Aus diesem Grund wird es mir nicht mehr möglich, das Amt des Bundespräsidenten nach innen und nach außen so wahrzunehmen, wie es notwendig ist.

Ich trete deshalb heute vom Amt des Bundespräsidenten zurück, um den Weg zügig für die Nachfolge freizumachen.

Bundesratspräsident Horst Seehofer wird die Vertretung übernehmen, Bundeskanzlerin Angela Merkel wird auf der so wichtigen Gedenkveranstaltung für die Opfer rechtsextremistischer Gewalt am Donnerstag der kommenden Woche sprechen.

Was die anstehende rechtliche Klärung angeht, bin ich davon überzeugt, dass sie zu einer vollständigen Entlastung führen wird. Ich habe in meinen Ämtern stets rechtlich korrekt mich verhalten. Ich habe Fehler gemacht, aber ich war immer aufrichtig.

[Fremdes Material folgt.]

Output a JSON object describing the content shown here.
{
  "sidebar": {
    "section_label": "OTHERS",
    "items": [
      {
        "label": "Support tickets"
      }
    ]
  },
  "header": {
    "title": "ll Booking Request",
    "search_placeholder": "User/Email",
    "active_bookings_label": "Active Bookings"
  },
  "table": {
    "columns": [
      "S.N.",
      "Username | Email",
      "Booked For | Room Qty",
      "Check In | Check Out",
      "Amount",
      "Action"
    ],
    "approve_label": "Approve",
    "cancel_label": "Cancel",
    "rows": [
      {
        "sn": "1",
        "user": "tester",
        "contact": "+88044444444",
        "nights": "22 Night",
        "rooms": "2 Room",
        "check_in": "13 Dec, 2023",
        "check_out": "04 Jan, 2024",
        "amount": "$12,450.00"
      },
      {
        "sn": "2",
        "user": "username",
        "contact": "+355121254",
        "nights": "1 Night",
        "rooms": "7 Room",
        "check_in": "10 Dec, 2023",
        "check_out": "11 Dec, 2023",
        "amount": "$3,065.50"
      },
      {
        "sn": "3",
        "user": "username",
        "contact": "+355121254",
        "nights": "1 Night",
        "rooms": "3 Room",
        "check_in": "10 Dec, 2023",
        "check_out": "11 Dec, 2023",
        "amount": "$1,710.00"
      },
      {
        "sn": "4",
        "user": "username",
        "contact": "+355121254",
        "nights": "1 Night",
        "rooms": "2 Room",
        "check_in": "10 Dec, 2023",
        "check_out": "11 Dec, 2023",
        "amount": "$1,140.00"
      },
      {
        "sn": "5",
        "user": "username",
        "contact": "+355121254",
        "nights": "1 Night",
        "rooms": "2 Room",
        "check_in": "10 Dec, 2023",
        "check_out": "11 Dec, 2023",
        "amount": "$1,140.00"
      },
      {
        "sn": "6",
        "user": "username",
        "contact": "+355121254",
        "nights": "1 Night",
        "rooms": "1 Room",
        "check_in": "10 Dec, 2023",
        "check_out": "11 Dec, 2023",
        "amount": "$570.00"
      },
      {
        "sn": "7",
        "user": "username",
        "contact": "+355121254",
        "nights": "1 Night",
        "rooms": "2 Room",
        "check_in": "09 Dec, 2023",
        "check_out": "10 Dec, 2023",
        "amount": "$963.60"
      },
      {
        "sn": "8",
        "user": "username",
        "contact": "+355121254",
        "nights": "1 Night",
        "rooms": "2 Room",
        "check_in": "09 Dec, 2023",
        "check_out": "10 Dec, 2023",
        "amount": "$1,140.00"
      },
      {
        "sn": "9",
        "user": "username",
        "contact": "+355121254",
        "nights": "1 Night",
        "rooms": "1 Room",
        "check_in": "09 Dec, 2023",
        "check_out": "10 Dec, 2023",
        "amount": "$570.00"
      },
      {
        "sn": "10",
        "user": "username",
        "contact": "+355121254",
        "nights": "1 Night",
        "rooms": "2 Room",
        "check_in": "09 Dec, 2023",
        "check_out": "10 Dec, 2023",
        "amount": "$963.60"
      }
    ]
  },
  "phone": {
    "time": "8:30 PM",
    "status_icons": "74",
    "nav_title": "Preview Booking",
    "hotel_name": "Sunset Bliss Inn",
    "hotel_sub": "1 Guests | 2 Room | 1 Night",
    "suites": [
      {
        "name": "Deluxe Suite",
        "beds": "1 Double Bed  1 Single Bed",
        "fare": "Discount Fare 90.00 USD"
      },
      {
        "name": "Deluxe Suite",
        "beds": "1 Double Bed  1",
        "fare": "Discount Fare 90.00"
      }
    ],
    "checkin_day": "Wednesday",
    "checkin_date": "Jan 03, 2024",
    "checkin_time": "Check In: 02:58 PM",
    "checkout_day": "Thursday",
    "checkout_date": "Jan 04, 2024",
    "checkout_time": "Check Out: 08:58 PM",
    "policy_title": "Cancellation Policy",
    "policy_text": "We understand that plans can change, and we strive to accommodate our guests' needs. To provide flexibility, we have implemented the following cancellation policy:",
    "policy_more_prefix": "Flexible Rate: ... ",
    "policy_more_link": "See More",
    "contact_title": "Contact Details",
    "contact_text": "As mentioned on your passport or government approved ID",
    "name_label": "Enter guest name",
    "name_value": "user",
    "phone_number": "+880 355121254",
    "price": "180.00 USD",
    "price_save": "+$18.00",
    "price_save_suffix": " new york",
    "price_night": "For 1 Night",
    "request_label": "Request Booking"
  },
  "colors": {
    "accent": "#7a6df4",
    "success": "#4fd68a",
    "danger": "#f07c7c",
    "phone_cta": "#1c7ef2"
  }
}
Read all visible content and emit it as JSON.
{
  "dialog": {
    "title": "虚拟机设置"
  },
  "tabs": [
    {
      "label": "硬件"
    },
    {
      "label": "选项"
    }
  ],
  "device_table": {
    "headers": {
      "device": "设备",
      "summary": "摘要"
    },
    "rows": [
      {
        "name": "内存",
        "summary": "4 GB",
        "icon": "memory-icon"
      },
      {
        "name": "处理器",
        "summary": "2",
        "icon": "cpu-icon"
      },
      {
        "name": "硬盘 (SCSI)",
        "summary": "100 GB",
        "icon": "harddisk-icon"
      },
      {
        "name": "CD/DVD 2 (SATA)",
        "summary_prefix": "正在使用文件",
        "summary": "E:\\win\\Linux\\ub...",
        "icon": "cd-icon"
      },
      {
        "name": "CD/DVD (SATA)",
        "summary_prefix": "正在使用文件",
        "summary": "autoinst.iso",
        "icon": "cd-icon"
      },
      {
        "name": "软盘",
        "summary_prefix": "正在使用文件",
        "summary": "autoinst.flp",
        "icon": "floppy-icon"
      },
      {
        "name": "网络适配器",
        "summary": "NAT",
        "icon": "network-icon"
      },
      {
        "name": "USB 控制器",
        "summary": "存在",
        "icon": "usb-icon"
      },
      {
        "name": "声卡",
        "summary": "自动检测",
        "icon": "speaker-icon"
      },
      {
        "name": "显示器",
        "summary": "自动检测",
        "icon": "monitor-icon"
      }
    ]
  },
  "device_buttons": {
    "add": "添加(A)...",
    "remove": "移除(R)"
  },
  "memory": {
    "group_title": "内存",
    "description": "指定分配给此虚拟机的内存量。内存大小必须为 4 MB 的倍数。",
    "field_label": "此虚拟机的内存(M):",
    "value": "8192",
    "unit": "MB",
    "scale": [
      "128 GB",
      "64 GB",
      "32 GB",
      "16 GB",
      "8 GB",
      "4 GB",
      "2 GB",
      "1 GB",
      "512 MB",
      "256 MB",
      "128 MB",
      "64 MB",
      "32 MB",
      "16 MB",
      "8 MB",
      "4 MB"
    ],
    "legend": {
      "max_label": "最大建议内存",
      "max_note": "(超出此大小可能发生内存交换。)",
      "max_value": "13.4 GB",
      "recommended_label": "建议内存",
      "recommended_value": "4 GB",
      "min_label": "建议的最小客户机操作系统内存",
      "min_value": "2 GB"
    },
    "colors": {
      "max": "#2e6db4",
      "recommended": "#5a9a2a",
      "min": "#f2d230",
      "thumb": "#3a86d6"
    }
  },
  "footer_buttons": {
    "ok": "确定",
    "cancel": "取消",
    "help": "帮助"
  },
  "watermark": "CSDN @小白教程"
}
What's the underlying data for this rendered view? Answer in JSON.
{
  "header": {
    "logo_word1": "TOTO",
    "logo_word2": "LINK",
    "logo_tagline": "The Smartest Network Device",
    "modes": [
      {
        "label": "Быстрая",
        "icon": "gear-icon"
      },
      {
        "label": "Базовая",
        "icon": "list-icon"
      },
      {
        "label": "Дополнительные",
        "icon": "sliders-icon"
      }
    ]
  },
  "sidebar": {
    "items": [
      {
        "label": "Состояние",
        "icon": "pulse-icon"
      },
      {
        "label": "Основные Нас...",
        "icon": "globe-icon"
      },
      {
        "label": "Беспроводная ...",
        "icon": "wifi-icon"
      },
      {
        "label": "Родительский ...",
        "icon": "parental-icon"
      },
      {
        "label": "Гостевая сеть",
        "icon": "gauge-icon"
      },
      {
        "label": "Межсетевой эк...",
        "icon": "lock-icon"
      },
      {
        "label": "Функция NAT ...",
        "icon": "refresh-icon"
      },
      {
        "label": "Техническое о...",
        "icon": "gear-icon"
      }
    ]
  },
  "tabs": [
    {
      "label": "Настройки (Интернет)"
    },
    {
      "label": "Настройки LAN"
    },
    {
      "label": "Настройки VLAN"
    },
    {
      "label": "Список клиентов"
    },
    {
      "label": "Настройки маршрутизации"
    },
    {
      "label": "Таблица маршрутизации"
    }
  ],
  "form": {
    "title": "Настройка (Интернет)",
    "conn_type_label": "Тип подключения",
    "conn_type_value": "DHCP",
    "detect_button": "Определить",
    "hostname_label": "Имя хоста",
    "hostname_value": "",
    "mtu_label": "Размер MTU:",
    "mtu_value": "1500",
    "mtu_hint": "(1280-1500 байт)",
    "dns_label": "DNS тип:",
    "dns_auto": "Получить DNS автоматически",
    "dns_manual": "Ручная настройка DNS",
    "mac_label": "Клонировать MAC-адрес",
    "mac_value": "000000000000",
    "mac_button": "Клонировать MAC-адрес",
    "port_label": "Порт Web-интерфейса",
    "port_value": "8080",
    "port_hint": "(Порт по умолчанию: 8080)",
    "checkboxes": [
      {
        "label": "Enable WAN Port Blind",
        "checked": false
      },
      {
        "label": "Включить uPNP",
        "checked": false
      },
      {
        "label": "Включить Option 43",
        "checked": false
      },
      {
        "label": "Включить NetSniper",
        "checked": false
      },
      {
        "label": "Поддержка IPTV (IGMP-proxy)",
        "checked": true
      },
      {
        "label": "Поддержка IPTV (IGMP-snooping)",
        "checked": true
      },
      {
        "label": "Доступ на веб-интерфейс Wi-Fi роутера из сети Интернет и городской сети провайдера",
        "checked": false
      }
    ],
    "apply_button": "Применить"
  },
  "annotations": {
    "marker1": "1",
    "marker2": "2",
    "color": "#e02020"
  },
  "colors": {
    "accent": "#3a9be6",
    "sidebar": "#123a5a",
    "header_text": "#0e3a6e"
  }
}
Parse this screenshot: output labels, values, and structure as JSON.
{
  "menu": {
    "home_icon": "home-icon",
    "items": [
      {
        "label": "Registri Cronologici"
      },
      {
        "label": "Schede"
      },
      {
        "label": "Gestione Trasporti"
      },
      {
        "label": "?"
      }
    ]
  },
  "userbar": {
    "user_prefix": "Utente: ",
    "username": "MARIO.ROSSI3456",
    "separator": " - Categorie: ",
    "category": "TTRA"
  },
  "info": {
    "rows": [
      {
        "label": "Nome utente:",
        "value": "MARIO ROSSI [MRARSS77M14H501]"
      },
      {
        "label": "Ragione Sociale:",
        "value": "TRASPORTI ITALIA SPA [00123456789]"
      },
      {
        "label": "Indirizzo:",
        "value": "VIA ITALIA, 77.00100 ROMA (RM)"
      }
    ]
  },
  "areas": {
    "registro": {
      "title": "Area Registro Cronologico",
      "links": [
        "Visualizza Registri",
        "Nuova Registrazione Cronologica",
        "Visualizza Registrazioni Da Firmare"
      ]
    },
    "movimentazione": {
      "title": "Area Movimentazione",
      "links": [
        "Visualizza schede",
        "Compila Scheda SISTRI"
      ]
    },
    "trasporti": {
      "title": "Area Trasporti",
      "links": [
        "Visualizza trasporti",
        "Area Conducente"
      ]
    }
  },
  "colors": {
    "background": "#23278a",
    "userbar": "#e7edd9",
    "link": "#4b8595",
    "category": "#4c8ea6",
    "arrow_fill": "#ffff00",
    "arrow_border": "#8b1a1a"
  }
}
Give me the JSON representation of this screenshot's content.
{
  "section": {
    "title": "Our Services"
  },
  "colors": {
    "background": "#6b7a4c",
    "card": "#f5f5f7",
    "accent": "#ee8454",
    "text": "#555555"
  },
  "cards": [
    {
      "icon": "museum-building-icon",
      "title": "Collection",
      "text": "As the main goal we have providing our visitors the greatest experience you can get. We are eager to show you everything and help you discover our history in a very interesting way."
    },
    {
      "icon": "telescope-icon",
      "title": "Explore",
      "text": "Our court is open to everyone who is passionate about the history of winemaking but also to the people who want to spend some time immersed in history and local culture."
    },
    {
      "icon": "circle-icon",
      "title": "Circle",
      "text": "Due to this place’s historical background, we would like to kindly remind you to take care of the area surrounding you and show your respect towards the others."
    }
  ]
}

Die Berichterstattungen, die wir in den vergangenen zwei Monaten erlebt haben, haben meine Frau und mich verletzt.

Ich danke den Bürgerinnen und Bürgern, die sich für unser Land engagieren, ich danke den Mitarbeiterinnen und Mitarbeitern im Bundespräsidialamt und allen anderen Behörden, die ich als exzellente Teams erlebt habe.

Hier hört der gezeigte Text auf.